« Exit Inside » est le beau rayon de soleil de ce début d’année. The Angelcy pourrait un peu trop facilement être assimilé à une énième sensation folk, de ces mêmes sensations qui nourrissent la gourmandise de la blogosphère, toujours soucieuse d’être à l’origine de phénomènes médiatiques underground. Le groupe organisé autour de l’emblématique Rotem Bar Or, poursuit son petit bonhomme de chemin sans se soucier des autres. Ainsi, l’air de rien, il atterrit directement dans la première division de la musique indie, celle qui agite chaque jour la rédaction d’indiemusic, avec un album promis à un bel avenir.
L’aventure du groupe israélien, (doit-on le rappeler ?) The Angelcy débute en 2010, comme une sorte de nécessité : nécessité d’être et d’exister, dans un pays trop étroit pour les envies voyageuses de Rotem Bar Or, la voix et l’âme de ce groupe.

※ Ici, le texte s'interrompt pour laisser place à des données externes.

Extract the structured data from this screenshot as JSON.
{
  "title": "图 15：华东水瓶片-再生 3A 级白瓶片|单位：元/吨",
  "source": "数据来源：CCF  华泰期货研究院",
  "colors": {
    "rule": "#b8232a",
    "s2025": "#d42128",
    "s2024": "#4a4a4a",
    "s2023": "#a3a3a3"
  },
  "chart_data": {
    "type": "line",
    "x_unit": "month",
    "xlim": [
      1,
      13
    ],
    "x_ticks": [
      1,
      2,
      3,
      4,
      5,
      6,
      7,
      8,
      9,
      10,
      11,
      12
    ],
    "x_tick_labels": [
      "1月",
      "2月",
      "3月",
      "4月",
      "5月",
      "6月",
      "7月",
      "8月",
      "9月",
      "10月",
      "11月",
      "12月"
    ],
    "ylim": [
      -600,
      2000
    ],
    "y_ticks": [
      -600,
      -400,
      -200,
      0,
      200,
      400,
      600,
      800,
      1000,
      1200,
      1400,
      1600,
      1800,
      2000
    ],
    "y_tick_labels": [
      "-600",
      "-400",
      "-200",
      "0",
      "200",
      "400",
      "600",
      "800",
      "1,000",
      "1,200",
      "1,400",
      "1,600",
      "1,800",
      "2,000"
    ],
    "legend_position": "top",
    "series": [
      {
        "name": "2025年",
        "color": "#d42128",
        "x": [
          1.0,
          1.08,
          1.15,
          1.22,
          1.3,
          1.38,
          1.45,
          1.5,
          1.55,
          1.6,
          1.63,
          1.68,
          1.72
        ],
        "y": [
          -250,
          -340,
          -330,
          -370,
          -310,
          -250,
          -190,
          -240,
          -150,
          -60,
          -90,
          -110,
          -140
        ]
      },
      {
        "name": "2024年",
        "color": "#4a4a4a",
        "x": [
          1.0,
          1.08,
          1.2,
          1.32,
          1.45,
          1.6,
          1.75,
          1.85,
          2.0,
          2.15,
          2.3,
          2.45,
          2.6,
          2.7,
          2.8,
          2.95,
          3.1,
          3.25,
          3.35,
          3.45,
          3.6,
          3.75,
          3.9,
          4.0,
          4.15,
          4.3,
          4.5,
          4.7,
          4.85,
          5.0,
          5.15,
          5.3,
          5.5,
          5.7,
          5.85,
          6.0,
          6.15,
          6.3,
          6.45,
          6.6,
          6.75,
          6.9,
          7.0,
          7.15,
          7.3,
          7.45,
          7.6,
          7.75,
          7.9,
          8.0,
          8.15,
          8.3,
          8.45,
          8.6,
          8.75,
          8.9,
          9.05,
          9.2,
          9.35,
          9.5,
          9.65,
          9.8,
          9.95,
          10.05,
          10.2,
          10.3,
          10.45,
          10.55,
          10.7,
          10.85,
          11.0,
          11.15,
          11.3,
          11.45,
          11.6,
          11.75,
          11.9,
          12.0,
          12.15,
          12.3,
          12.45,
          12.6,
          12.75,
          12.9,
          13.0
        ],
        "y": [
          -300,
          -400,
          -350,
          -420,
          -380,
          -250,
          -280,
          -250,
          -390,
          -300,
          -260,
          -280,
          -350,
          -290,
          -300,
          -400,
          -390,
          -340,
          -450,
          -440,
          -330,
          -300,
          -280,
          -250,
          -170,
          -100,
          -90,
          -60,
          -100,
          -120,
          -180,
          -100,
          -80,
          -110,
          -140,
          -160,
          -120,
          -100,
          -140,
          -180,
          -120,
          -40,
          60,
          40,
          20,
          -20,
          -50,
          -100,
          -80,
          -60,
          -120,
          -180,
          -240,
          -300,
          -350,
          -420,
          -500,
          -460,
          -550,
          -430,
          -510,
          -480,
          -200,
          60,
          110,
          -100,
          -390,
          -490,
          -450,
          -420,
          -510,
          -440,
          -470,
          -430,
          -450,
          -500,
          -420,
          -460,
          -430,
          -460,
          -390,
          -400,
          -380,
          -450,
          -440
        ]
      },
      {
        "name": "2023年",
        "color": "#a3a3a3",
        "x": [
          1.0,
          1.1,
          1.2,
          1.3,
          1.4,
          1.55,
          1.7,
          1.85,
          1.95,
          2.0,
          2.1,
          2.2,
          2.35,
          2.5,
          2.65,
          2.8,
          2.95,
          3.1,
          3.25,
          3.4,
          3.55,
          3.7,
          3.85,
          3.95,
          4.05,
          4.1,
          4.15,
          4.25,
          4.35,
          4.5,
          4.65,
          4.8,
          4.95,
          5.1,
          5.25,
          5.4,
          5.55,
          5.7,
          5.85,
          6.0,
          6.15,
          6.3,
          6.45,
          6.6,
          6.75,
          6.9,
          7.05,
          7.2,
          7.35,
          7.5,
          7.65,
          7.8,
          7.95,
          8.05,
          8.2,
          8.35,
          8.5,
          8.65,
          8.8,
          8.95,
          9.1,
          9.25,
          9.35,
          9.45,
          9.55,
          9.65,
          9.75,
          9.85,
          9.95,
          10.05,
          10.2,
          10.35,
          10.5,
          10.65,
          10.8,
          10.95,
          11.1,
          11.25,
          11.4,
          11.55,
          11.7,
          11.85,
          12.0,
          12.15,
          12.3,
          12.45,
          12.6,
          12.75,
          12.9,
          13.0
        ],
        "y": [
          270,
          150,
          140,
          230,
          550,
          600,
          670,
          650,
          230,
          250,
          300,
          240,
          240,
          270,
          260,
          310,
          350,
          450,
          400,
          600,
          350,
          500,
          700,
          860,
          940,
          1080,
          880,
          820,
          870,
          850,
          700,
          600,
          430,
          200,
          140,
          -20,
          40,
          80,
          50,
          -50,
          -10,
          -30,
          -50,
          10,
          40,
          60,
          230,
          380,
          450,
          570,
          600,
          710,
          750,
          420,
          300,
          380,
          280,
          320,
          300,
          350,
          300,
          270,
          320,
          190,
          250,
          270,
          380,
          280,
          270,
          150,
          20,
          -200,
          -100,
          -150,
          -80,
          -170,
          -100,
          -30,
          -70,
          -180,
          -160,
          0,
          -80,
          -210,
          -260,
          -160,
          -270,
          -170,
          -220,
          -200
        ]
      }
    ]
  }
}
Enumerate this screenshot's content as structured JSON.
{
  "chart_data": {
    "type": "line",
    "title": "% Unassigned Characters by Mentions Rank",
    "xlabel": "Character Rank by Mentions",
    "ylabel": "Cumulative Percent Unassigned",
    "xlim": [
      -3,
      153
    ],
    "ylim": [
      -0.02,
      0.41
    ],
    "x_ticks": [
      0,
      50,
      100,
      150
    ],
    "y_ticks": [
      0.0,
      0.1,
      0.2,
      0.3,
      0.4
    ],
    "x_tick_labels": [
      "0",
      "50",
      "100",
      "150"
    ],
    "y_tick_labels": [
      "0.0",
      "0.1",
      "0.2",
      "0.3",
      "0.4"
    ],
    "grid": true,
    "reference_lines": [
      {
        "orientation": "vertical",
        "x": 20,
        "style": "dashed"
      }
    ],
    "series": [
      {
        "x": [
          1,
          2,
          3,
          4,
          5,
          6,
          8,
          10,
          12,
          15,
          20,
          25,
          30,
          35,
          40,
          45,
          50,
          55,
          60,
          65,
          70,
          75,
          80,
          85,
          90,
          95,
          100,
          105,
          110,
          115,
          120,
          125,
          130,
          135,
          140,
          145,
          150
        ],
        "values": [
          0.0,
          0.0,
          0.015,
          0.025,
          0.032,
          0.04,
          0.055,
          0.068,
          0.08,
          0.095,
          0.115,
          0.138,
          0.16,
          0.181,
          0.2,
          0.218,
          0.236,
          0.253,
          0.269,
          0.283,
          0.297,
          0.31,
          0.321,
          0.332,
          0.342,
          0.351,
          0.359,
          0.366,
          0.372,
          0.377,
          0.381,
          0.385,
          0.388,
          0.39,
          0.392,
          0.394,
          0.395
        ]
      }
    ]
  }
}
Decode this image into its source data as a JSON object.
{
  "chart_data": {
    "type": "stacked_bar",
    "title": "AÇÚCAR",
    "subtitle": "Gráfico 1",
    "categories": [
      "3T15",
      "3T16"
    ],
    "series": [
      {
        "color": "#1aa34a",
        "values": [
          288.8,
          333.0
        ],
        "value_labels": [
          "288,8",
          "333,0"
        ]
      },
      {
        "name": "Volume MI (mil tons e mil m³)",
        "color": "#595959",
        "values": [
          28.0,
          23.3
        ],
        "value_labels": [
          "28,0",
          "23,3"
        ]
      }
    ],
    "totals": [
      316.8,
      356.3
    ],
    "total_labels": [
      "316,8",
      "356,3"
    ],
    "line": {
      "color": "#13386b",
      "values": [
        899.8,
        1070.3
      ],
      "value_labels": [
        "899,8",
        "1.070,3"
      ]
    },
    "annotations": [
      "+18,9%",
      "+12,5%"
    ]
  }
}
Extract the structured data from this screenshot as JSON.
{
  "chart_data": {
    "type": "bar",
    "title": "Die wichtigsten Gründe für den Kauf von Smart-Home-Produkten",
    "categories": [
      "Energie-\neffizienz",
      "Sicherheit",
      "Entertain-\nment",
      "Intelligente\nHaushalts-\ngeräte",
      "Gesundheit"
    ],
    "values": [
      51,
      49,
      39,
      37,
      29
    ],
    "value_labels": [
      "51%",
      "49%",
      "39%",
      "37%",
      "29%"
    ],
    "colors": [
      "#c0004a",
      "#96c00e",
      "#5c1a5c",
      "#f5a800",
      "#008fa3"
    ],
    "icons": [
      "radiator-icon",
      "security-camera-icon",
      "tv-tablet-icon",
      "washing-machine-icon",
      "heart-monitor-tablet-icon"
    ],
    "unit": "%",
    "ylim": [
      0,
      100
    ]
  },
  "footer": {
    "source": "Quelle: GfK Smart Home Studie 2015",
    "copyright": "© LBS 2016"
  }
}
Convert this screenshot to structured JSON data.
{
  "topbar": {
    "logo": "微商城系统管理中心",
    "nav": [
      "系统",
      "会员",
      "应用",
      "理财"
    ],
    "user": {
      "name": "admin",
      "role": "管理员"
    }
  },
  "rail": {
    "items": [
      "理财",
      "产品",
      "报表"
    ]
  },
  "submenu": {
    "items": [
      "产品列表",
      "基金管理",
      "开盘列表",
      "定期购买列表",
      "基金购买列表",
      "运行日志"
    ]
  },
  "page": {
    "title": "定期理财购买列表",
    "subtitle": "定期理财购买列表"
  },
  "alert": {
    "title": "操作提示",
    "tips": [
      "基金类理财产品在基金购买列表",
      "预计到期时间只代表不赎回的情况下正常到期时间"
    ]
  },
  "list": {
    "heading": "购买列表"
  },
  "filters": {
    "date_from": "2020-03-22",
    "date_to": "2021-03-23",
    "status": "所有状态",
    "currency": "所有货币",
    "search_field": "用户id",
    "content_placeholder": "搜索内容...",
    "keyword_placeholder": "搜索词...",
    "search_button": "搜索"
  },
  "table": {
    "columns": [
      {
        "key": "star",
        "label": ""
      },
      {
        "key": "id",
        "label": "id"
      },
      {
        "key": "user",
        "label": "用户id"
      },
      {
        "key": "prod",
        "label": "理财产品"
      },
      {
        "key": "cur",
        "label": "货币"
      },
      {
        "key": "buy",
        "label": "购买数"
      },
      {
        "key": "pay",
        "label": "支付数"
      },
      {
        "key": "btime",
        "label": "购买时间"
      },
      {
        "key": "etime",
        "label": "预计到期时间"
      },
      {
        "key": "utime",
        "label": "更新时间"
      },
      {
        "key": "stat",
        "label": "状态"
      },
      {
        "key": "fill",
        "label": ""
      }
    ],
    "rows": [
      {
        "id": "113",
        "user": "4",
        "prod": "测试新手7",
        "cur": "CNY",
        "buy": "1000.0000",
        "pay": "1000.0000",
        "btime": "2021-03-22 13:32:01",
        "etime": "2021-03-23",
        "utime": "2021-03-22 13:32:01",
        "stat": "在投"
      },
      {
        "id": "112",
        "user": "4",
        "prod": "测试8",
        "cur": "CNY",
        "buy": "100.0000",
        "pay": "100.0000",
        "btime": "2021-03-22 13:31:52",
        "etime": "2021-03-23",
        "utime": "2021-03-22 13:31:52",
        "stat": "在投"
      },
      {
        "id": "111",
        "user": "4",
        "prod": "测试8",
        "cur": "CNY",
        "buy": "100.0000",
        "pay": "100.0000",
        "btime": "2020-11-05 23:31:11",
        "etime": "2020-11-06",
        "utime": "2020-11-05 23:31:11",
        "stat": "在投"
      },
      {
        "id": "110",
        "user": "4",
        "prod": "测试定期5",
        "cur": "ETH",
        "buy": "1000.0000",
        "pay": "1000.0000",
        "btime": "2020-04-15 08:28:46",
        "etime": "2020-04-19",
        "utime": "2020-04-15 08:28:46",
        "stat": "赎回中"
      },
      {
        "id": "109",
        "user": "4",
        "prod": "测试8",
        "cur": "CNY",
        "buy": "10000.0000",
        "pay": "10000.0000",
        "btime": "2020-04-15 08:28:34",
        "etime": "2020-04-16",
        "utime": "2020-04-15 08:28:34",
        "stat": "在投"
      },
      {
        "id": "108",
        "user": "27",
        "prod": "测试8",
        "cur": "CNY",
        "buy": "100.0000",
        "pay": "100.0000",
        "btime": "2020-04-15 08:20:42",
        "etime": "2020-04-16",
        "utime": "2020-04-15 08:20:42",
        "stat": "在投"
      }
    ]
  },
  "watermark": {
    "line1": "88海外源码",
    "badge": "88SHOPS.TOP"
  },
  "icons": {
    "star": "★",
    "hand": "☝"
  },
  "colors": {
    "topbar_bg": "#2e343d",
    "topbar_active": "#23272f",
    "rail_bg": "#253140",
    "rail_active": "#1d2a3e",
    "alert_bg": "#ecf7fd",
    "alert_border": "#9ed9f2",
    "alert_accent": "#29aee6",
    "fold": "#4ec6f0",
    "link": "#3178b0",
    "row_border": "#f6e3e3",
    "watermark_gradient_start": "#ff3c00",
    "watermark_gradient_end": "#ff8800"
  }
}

La musique folk est avant tout sincère et intemporelle, s’inscrivant dans l’histoire de chacun d’entre nous ; même si, spontanément, elle est associée à la scène folk américaine. The Angelcy est ainsi un groupe de folk par essence, qui nous raconte des histoires profondément humaines. Leur message, plus militant que politique, participe à sa manière à cet élan populaire planétaire pour la paix, plus que nécessaire aujourd’hui. Sans tomber dans les clichés de nos représentations culturelles souvent éloignées de la réalité, il semble pour le moins évident que la jeunesse israélienne est, de fait, extrêmement marquée, dans son cœur et dans sa chair, par cet enjeu mondial. Proche de la souffrance des peuples, que la guerre touche de plein fouet, « Exit Inside » raconte avec simplicité le quotidien, les espoirs et les craintes, le vague à l’âme des hommes et des femmes subissant des décisions qui les dépassent. Quand l’absurde devient réel, la musique et la spiritualité sont des moyens très humains pour mobiliser les ressorts de l’existence et surtout célébrer la vie.
Ainsi, après une très belle introduction instrumentale, « Baby Boy » se révèle dès les premières notes de musique, dès les premiers mots. Il pose le décor. « My baby boy is in the army of disbelief, my baby boy is in the army of midsummer grief « .Le sujet est sensible, mais l’ambiance ne vire pas au mélodrame ; bien au contraire. Porté par une énergie collective rare et une complicité instrumentale indéniable, le morceau captive l’attention et interroge notre humanité.
The Angelcy évoque rapidement de sacrés clients de la musique indépendante : Tuung, Get Well Soon, Andrew Bird, Calexico,Hayden et même le grand Vic Chesnutt, pour le timbre de voix si particulier de Rotem Bar Or. Comme pour le grand Vic, il y a ce petit quelque chose de vital dans l’incarnation du chant de Rotem Bar Or. Sur « Freedom Fighters », The Angelcy prend même de faux airs de Violent Femmes dans une version acoustique punk qui était la marque de fabrique de la bande à Gordon Gano.
Bien loin de singer ces musiciens qui nous ont tant fait rêver, Rotem Bar Or et sa bande séduisent par leur approche de la musique. « Exit Inside » est parcouru par un vent de liberté, un souffle qui sent bon le swing d’antan, le klezmer et la musique de rue. Les musiciens passent d’un instrument à l’autre, l’air de rien. Parfois, la clarinette anime les débats. Le ukulélé amène une légèreté et une candeur qui aèrent le tracklisting. Les morceaux puisent dans la palette sonore de cette formation polymorphe, des intentions cinématiques qui soulignent avec grâce la poésie et la musicalité des textes de Rotem Bar Or. Ce qui pourrait nuire à la cohérence du disque permet justement d’afficher des nuances sensibles, qui font de chaque morceau un moment unique. Le dernier titre, « Dreamer », se termine à peine qu’on a déjà envie d’appuyer à nouveau sur Play. Le pari est gagné.
Certains morceaux résonnent d’ailleurs plus longtemps que les autres, comme « Rebel Angel ». Une chanson qui nous interpelle avec son texte à plusieurs niveaux, partant du cas sensible et intime du chanteur (ce que nous supposons) et de la complexité de sa relation familiale, sujet ô combien universel. « I am a killer, I kill with words, I killed my mama and my papa too. ».
« Exit Inside » est un beau disque voyageur et spirituel, simple et généreux ; une œuvre militante bien plus profonde que son côté lumineux pourrait le laisser supposer.
« Exit Inside » de The Angelcy, sortie le 29 février 2016 en Europe chez Sony/Jive Epic.